ÎMÂN ETMİŞ KİMSELER İÇİN KALBLERİMİZ İÇERİSİNDE EN UFAK BİR KİN BULUNDURMA, ALLÂH'IM! وَلَا تَجْعَلْ ف۪ي قُلُوبِنَا غِلًّا لِلَّذ۪ينَ اٰمَنُوا
﷽ ﴿ وَالَّذ۪ينَ جَٓاؤُ۫ مِنْ بَعْدِهِمْ يَقُولُونَ رَبَّنَا اغْفِرْ لَنَا وَلِاِخْوَانِنَا الَّذ۪ينَ سَبَقُونَا بِالْا۪يمَانِ وَلَا تَجْعَلْ ف۪ي قُلُوبِنَا غِلًّا لِلَّذ۪ينَ اٰمَنُوا رَبَّنَٓا اِنَّكَ رَؤُ۫فٌ رَح۪يمٌ۟ ﴾ [سورة الحشر:٥٩/١٠]

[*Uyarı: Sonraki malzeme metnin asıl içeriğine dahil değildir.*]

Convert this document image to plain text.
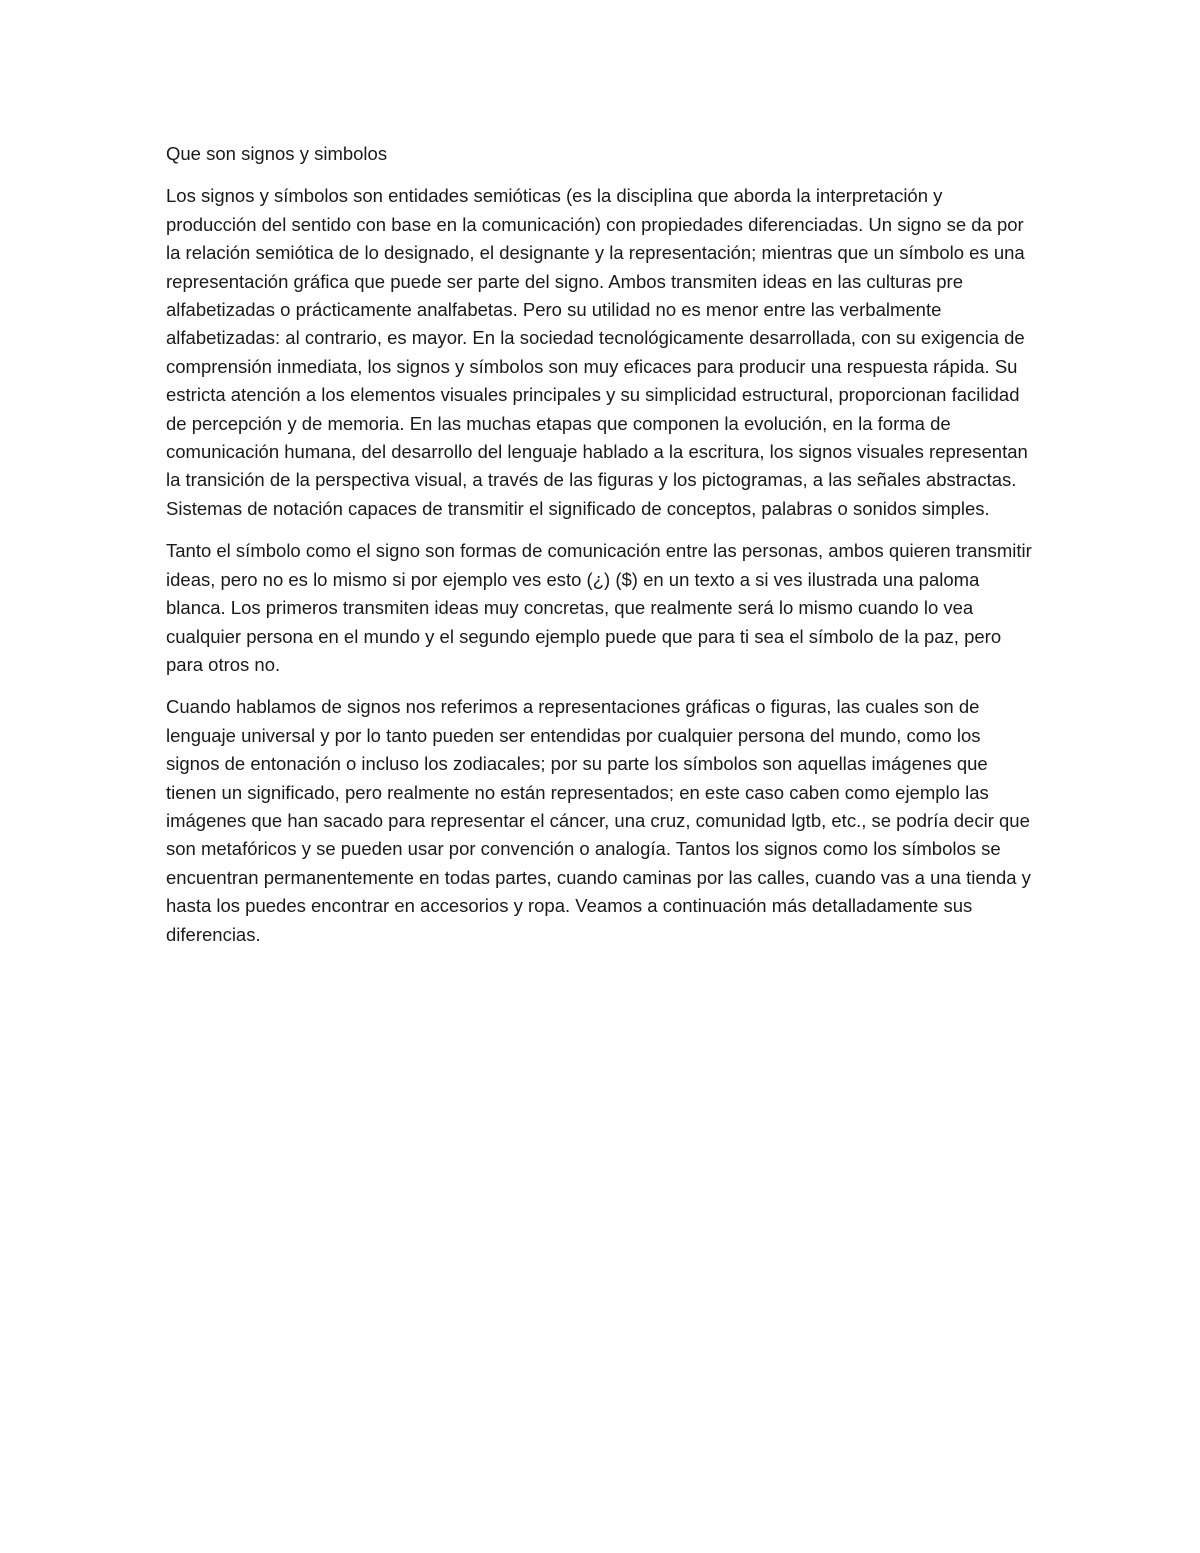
Que son signos y simbolos

Los signos y símbolos son entidades semióticas (es la disciplina que aborda la interpretación y producción del sentido con base en la comunicación) con propiedades diferenciadas. Un signo se da por la relación semiótica de lo designado, el designante y la representación; mientras que un símbolo es una representación gráfica que puede ser parte del signo. Ambos transmiten ideas en las culturas pre alfabetizadas o prácticamente analfabetas. Pero su utilidad no es menor entre las verbalmente alfabetizadas: al contrario, es mayor. En la sociedad tecnológicamente desarrollada, con su exigencia de comprensión inmediata, los signos y símbolos son muy eficaces para producir una respuesta rápida. Su estricta atención a los elementos visuales principales y su simplicidad estructural, proporcionan facilidad de percepción y de memoria. En las muchas etapas que componen la evolución, en la forma de comunicación humana, del desarrollo del lenguaje hablado a la escritura, los signos visuales representan la transición de la perspectiva visual, a través de las figuras y los pictogramas, a las señales abstractas. Sistemas de notación capaces de transmitir el significado de conceptos, palabras o sonidos simples.

Tanto el símbolo como el signo son formas de comunicación entre las personas, ambos quieren transmitir ideas, pero no es lo mismo si por ejemplo ves esto (¿) ($) en un texto a si ves ilustrada una paloma blanca. Los primeros transmiten ideas muy concretas, que realmente será lo mismo cuando lo vea cualquier persona en el mundo y el segundo ejemplo puede que para ti sea el símbolo de la paz, pero para otros no.

Cuando hablamos de signos nos referimos a representaciones gráficas o figuras, las cuales son de lenguaje universal y por lo tanto pueden ser entendidas por cualquier persona del mundo, como los signos de entonación o incluso los zodiacales; por su parte los símbolos son aquellas imágenes que tienen un significado, pero realmente no están representados; en este caso caben como ejemplo las imágenes que han sacado para representar el cáncer, una cruz, comunidad lgtb, etc., se podría decir que son metafóricos y se pueden usar por convención o analogía. Tantos los signos como los símbolos se encuentran permanentemente en todas partes, cuando caminas por las calles, cuando vas a una tienda y hasta los puedes encontrar en accesorios y ropa. Veamos a continuación más detalladamente sus diferencias.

“(Ganîmet malları) yine o (fakir) kimseler (içindir) ki; o (muhâcir ve ensâr ola) nlardan sonra (dünyâ ya) gelmiş (ve gelecek) lerdir de: “Ey Rabbimiz! Bizi de, bizi îmânla geçmiş olan o
kardeşlerimizi de bağışla ve o îmân etmiş kimseler için kalblerimiz içerisinde en ufak bir kin bulundurma! Ey Rabbimiz! Şüphesiz ki Sen, (pek esirgeyen bir) Raûf’sun; (çok acıyan bir) Rahîm’sin! (Dolayısıyla duâlarımızı lütfunla kabûl edersin!)” demektedirler.” (Haşr Sûresi,
20/131.)
Bu âyet-i
kerîmeden dolayı ulemâ, sahâbe-i kirâmın hepsini sevmek ve rahmetle yâd etmek
gerektiğine kâil olmuşlardır. “Sahâbe-i Kirâm’dan herhangi birine dahi
kalbinde kin ve nefret taşıyan kimse, Mü’minlerle ilgili, bu ve öncesindeki iki
Âyet-i Kerîme’de sayılan üç kısımdan da hâriçtir ve gerçek Müslümanlar arasında
bir nasîbi yoktur.” demişlerdir. “Muhacirlerin ve
Ensâr’ın arkasından gelenler, kıyâmete kadar gelip geçmekte olan mü’minlerdir.
Âyette, Ashâb-ı Kirâm’ı hayırla yâd etmenin, onlara dil uzatmamanın ve kîn
beslememenin gerektiğine işâret edilmektedir.